Education International
Education International

Canada: teachers are victorious as bargaining rights acknowledged by Supreme Court

published 15 November 2016 updated 17 November 2016
Subscribe to our newsletters

After a hard-fought and divisive judicial battle, British Columbia’s educators are celebrating a Supreme Court decision that reaffirms collective bargaining rights and opens the door to the hiring of hundreds of teachers.

All governments across Canada to respect bargaining rights and collective agreements

The British Columbia (B.C.) government will likely have to hire hundreds of teachers and spend between $250 and $300 million CDN (roughly 170 to 205 million euros) more each year on education, after the Supreme Court of Canada overturned the B.C. Court of Appeal’s 2015 ruling in favour of the provincial government on 10 November.
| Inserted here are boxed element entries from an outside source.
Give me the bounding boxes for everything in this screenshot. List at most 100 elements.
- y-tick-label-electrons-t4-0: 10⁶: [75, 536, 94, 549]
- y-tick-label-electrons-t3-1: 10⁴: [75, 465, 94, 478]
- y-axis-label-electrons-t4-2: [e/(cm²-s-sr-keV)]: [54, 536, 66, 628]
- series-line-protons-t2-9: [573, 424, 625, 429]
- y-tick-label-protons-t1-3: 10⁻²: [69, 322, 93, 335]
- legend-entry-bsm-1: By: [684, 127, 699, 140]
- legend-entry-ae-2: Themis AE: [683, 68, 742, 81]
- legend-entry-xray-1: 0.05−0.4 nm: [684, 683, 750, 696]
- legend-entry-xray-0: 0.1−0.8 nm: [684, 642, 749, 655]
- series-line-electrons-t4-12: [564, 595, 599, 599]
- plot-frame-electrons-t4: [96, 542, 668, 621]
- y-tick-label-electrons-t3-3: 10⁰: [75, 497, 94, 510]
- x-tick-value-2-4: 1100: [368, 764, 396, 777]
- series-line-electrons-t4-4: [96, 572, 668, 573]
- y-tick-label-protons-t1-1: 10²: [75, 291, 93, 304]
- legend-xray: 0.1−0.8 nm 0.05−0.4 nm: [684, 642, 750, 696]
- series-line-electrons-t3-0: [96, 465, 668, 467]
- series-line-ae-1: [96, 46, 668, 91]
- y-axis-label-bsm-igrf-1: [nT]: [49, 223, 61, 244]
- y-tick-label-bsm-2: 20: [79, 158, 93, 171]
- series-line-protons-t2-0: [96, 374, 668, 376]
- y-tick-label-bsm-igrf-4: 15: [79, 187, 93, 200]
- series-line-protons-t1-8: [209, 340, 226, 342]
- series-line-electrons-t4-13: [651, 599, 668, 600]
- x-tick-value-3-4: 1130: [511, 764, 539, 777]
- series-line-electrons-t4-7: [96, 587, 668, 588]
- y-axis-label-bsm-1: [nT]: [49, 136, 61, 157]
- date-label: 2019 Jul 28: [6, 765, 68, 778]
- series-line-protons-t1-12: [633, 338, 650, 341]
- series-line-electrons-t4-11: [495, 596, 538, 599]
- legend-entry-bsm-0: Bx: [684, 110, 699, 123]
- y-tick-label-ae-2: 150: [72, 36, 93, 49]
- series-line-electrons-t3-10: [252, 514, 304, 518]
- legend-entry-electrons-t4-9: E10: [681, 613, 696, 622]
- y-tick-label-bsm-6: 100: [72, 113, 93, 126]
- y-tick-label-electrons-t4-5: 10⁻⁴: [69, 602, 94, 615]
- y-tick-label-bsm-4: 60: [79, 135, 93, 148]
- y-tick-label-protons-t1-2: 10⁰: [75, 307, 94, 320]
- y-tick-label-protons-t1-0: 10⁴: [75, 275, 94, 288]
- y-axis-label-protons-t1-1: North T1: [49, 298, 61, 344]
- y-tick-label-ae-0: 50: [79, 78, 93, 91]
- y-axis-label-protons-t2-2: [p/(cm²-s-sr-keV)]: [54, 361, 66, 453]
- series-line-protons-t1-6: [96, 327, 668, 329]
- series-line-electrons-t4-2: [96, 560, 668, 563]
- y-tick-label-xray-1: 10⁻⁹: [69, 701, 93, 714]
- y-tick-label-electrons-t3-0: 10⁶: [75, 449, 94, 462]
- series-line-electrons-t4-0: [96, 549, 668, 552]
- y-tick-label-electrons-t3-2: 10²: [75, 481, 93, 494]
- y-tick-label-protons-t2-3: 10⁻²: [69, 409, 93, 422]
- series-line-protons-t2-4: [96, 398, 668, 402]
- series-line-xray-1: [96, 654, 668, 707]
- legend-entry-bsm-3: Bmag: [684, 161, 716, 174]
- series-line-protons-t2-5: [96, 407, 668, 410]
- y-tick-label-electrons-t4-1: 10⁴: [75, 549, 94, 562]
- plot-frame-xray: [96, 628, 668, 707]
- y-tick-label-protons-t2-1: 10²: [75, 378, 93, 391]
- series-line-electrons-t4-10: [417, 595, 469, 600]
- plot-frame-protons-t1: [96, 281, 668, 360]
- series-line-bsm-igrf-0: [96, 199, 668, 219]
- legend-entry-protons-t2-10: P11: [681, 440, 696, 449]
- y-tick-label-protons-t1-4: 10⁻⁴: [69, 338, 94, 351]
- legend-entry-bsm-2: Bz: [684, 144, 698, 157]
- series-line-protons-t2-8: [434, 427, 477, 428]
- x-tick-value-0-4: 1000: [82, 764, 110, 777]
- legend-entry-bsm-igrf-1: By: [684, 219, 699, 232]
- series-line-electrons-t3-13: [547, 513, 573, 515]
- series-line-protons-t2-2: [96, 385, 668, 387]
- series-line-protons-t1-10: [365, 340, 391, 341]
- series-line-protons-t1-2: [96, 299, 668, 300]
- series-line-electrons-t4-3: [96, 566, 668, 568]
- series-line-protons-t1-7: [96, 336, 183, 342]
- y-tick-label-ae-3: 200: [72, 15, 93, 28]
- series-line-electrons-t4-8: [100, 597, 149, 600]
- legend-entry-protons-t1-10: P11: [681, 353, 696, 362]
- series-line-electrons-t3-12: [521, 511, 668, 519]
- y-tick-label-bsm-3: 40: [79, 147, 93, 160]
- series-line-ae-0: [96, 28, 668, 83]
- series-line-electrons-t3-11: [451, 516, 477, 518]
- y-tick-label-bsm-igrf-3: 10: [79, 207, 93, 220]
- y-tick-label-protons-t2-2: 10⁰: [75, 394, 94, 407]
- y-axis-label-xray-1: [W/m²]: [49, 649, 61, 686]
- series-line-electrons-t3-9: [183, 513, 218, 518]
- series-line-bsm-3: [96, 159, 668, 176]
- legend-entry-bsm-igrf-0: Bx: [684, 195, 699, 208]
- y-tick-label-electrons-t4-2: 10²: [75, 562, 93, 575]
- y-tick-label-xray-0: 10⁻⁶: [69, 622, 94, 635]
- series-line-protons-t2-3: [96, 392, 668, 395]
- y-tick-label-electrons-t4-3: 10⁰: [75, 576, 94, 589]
The decision restores the original decision in the union’s favour by B.C. Supreme Court Justice Susan Griffin. The financial estimate comes from Glen Hansman, President of the B.C. Teachers’ Federation (BCTF), affiliated to Education International’s member organisation the Canadian Teachers’ Federation (CTF), at the end of a union legal battle that began in 2002.

“Today's win is a massive victory for our rights and vindication of all the years we have spent fighting the B.C. government's unconstitutional legislation [that] allowed the B.C. government to underfund education” Hansman said. “Now, there is hope that those students coming up through the system will start to see classroom conditions and support levels improve,” and “for teachers that their teaching conditions will return to workable and fair levels.”

This is the final step in a very long legal process, in which the BCTF has consistently argued that the governments' actions in stripping teachers' collective agreements and right to bargain in 2002, and their further refusal to address the situation, was unconstitutional. Canada's highest court affirmed teachers' bargaining rights and agreed with the arguments that the BCTF has been making since then Education Minister Christy Clark first stripped teachers' collective agreements.

“Kudos to the British Columbia Teachers’ Federation (BCTF) for its staunch commitment and determination to see justice prevail,” says CTF President Heather Smith. “This decision sends a message to any provincial/territorial government wishing to strip away teachers’ rights through legislation.”

BCTF pushes for immediate application of changes

The decision immediately restored clauses deleted from the teachers’ contract by the Liberal government in 2002 dealing with class size, the number of special needs students who can be in a class and the number of specialist teachers required in schools.

Hansman said it could take some time to restore class sizes to pre-2002 levels because the union has lost the equivalent of 3,500 full-time positions over the past 15 years, but highlighted that “the government should take immediate action to get those provisions back in effect so we can get back to a place where our teachers, schools, and students are properly funded and supported”.